By Rajeev Sharma, SVP and global head of enterprise AI solutions & cognitive engineering at AI consultancy firm Pactera EDGE |

Around the world, hundreds of millions of people have been tested for Covid-19 by now. As anyone who has undergone the process of taking a test and awaiting results, the procedure is crude, time consuming, and inefficient. Testing and diagnosing this horrible virus has also created more strain on physicians and hospitals that are already experiencing unimaginable stress. What if we could use artificial intelligence (AI) to perform better and faster testing in the future? This is a reasonable question. And we may arrive at an answer sooner than you think.

The healthcare industry is in the early stages of understanding how to use AI to diagnose medical conditions. But the industry has strong motivation to start unlocking AI’s potential to help physicians break through the laborious and difficult process of diagnostic testing. The cataclysmic pandemic has highlighted the enormous stress that physicians experience treating medical problems – and that stress predates the pandemic, too. The more technology can help them diagnose problems faster and easier, the more they can focus on treating patients with their burdened eased. Here are two important ways AI can help:

  • Reducing mistakes and improving care. According to the Institute of Medicine at the National Academies of Science, Engineering and Medicine (NASEM), diagnostic errors contribute to approximately 10 percent of patient deaths. AI can cut down on mistakes and improve care quality by processing vast amounts of healthcare data ranging from medical images to doctor reports and detect symptoms that no human being, however talented, could possibly find. For example, machine vision applications can help pathologists more accurately identify diseases in bodily fluids and tissues. In addition, AI can improve care by diagnosing problems faster than human beings can. Google researchers, for example, recently showed that a well-trained neural network detected lung cancer in medical images faster than trained radiologists according to Google, and AI can detect breast cancer with 95 percent accuracy.
  • Rare diseases. One of the most vexing issues physicians face is treating rare diseases because by their nature they are not encountered as often as other ailments are and therefore can be more difficult to detect. Children born with rare diseases are misdiagnosed 40 percent of the time. One of the problems with diagnosing rare diseases is that physicians have a more difficult time connecting seemingly disparate symptoms to a rare disease. But health tech nonprofit startup, Foundation 29, is developing tool called Dx29 that uses AI to interpret genetic tests and explore possible pathologies faster than physicians can by sifting through patient data. But the initiative is young and requires more participation from patients willing to share data in order to train the AI to know what to look for.
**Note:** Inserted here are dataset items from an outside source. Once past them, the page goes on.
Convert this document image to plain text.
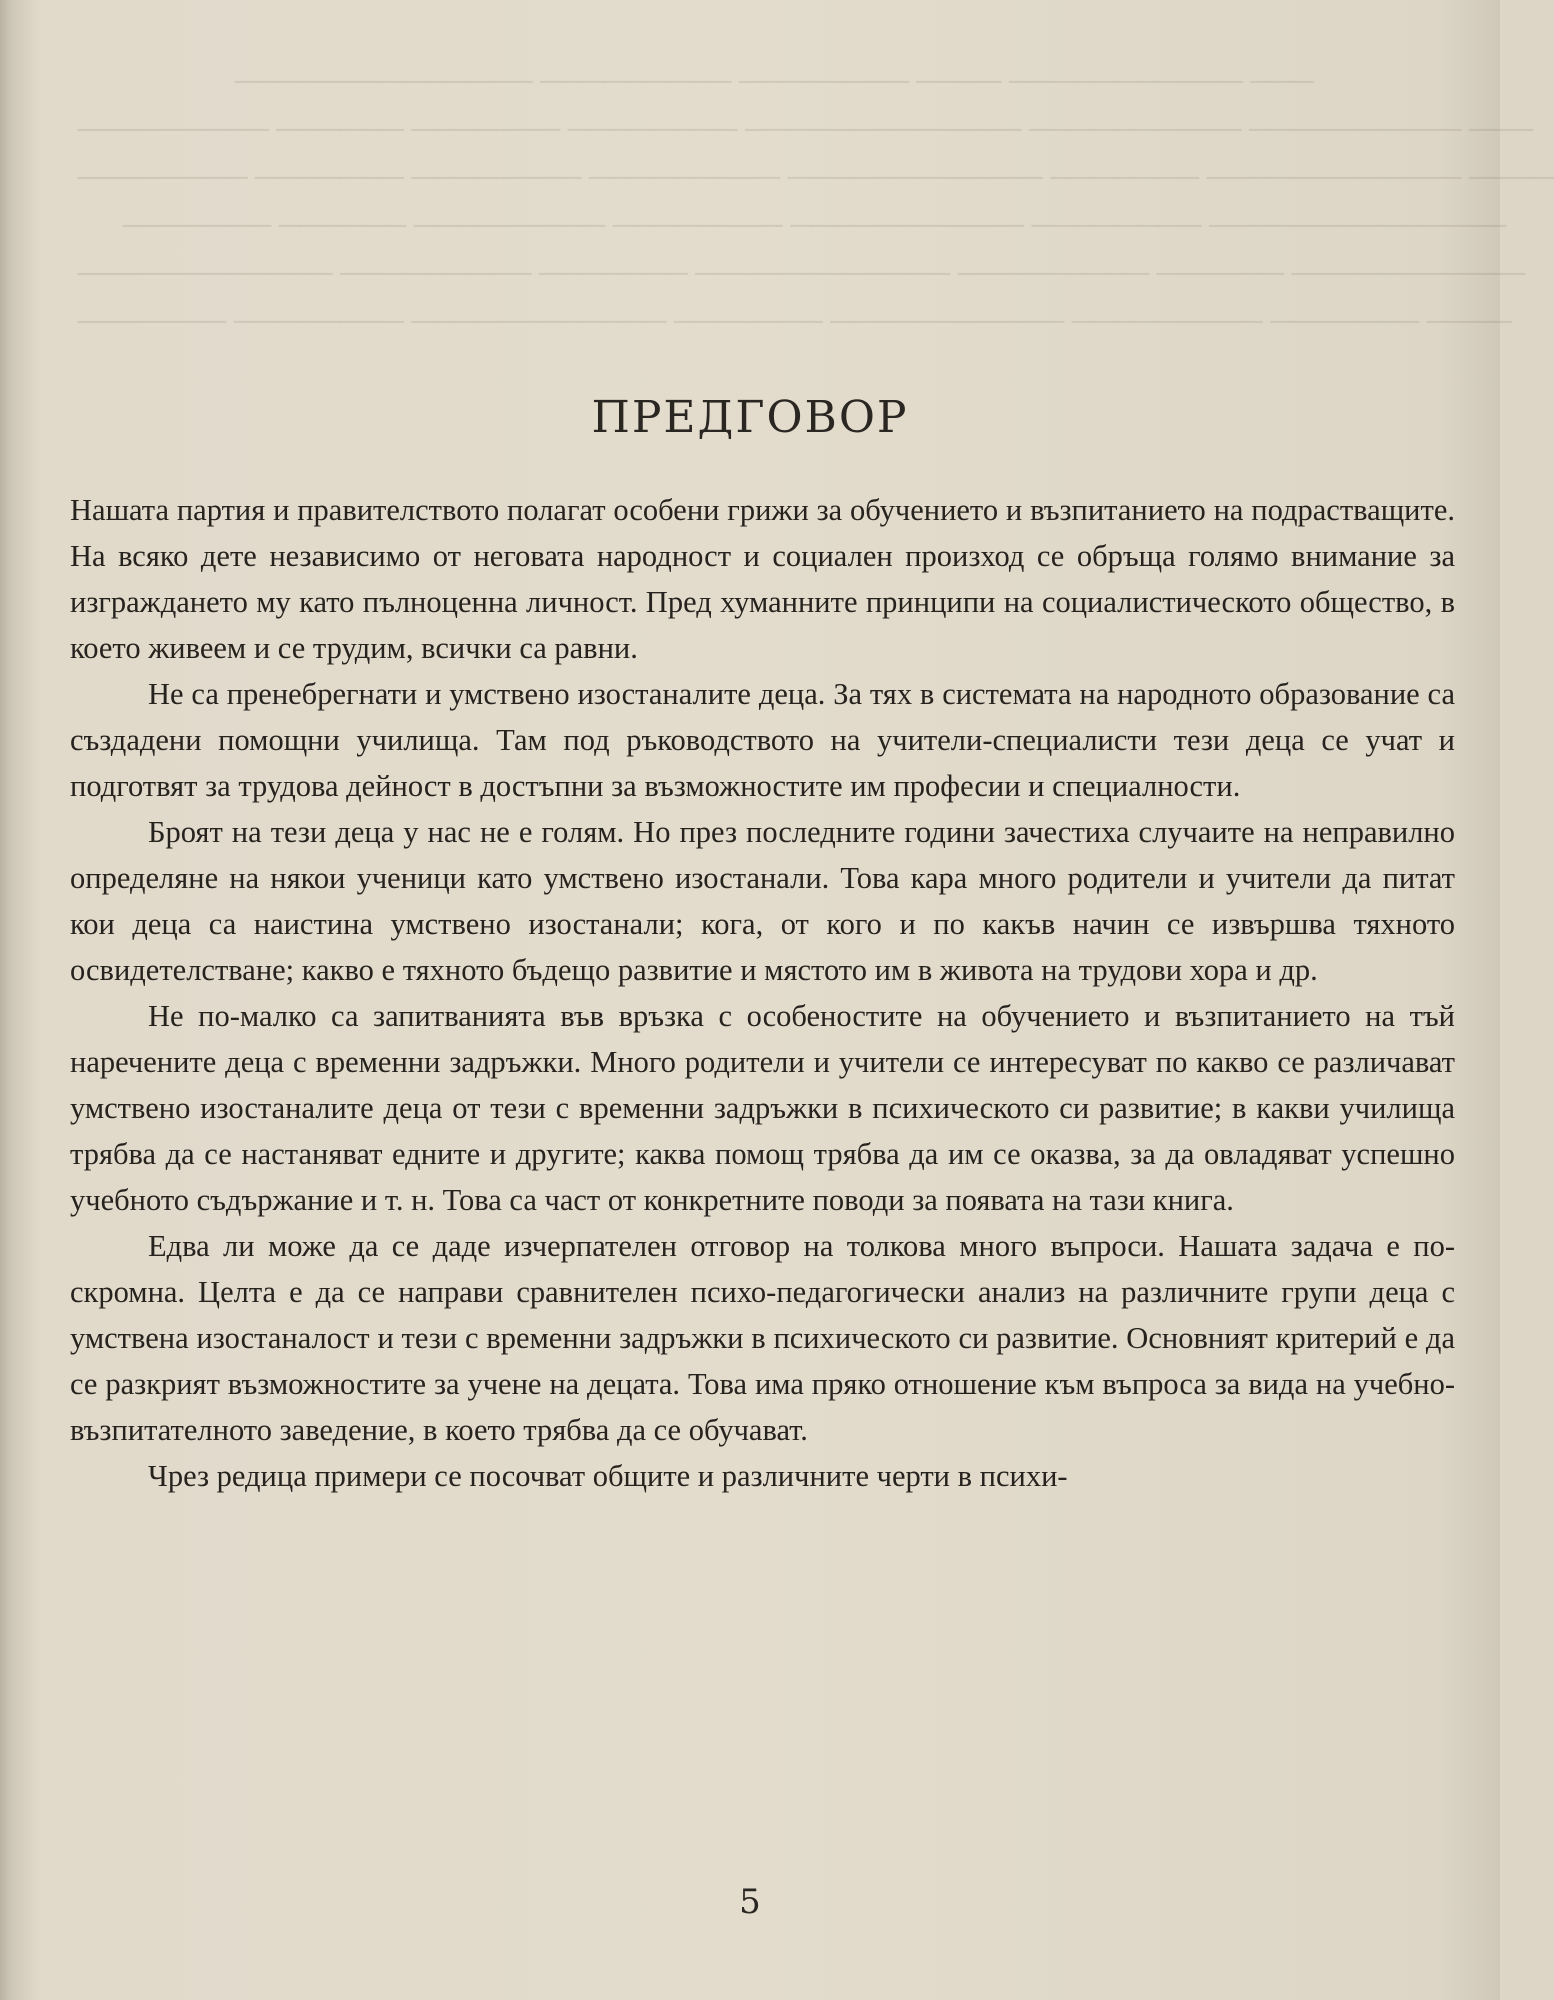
────────────── ───────── ──────── ──── ─────────── ───
───────── ────── ─────── ──────── ───────────── ────────── ────────── ───
──────── ─────── ──────── ───────── ──────────── ─────── ──────────── ────
─────── ────── ───────── ──────── ─────────── ──────── ──────────────
──────────── ───────── ─────── ──────────── ───────── ────── ───────────
─────── ──────── ──────────── ─────── ─────────── ───────── ─────── ────

ПРЕДГОВОР

Нашата партия и правителството полагат особени грижи за обучението и възпитанието на подрастващите. На всяко дете независимо от неговата народност и социален произход се обръща голямо внимание за изграждането му като пълноценна личност. Пред хуманните принципи на социалистическото общество, в което живеем и се трудим, всички са равни.

Не са пренебрегнати и умствено изостаналите деца. За тях в системата на народното образование са създадени помощни училища. Там под ръководството на учители-специалисти тези деца се учат и подготвят за трудова дейност в достъпни за възможностите им професии и специалности.

Броят на тези деца у нас не е голям. Но през последните години зачестиха случаите на неправилно определяне на някои ученици като умствено изостанали. Това кара много родители и учители да питат кои деца са наистина умствено изостанали; кога, от кого и по какъв начин се извършва тяхното освидетелстване; какво е тяхното бъдещо развитие и мястото им в живота на трудови хора и др.

Не по-малко са запитванията във връзка с особеностите на обучението и възпитанието на тъй наречените деца с временни задръжки. Много родители и учители се интересуват по какво се различават умствено изостаналите деца от тези с временни задръжки в психическото си развитие; в какви училища трябва да се настаняват едните и другите; каква помощ трябва да им се оказва, за да овладяват успешно учебното съдържание и т. н. Това са част от конкретните поводи за появата на тази книга.

Едва ли може да се даде изчерпателен отговор на толкова много въпроси. Нашата задача е по-скромна. Целта е да се направи сравнителен психо-педагогически анализ на различните групи деца с умствена изостаналост и тези с временни задръжки в психическото си развитие. Основният критерий е да се разкрият възможностите за учене на децата. Това има пряко отношение към въпроса за вида на учебно-възпитателното заведение, в което трябва да се обучават.

Чрез редица примери се посочват общите и различните черти в психи-

5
We have a long way to go on our journey, and many obstacles remain. They include:

  • Data inaccuracy: AI is only as good as the data it uses. And AI systems need to rely on a vast amount of data, including images, to be trained properly. Data curation requires AI to collect and label text, images, audio, video, speech, and other data to improve machine learning algorithms. And yet, data curation is enormously challenging to manage correctly. The process is fraught with pitfalls. As noted here, the quality of those images can have a vast impact on the efficacy of AI to diagnose a problem accurately.
  • Lack of inclusivity: AI data curation can become hampered by bias and a lack of inclusivity. Recently Google shared a preview of an AI-powered dermatology assist tool that helps people understand what’s going on with issues related to their skin, hair, and nails. The tool received criticism for failing to adequately account for people of color. Although the dermatology assistant is technology for use to formally diagnose medical issues, the controversy underlines how hard it is to collect data accounts for the diversity of society.

I believe that one way to overcome both of these obstacles is to apply a human-centered approach to AI. A human-centered approach means combine a strong technology platform to curate data at scale with a diverse pool of humans in the loop for tasks such as data curation. A human-centered approach also means working with under-represented communities through the diversity needed for data programs (age, gender, groups, genre, geographies, ethnicities, cultures, and languages) to build more inclusive AI-based products and to reduce bias. It’s not up to the medical profession to figure all this out alone. Only a strong partnership with technology providers will help bring about a breakthrough.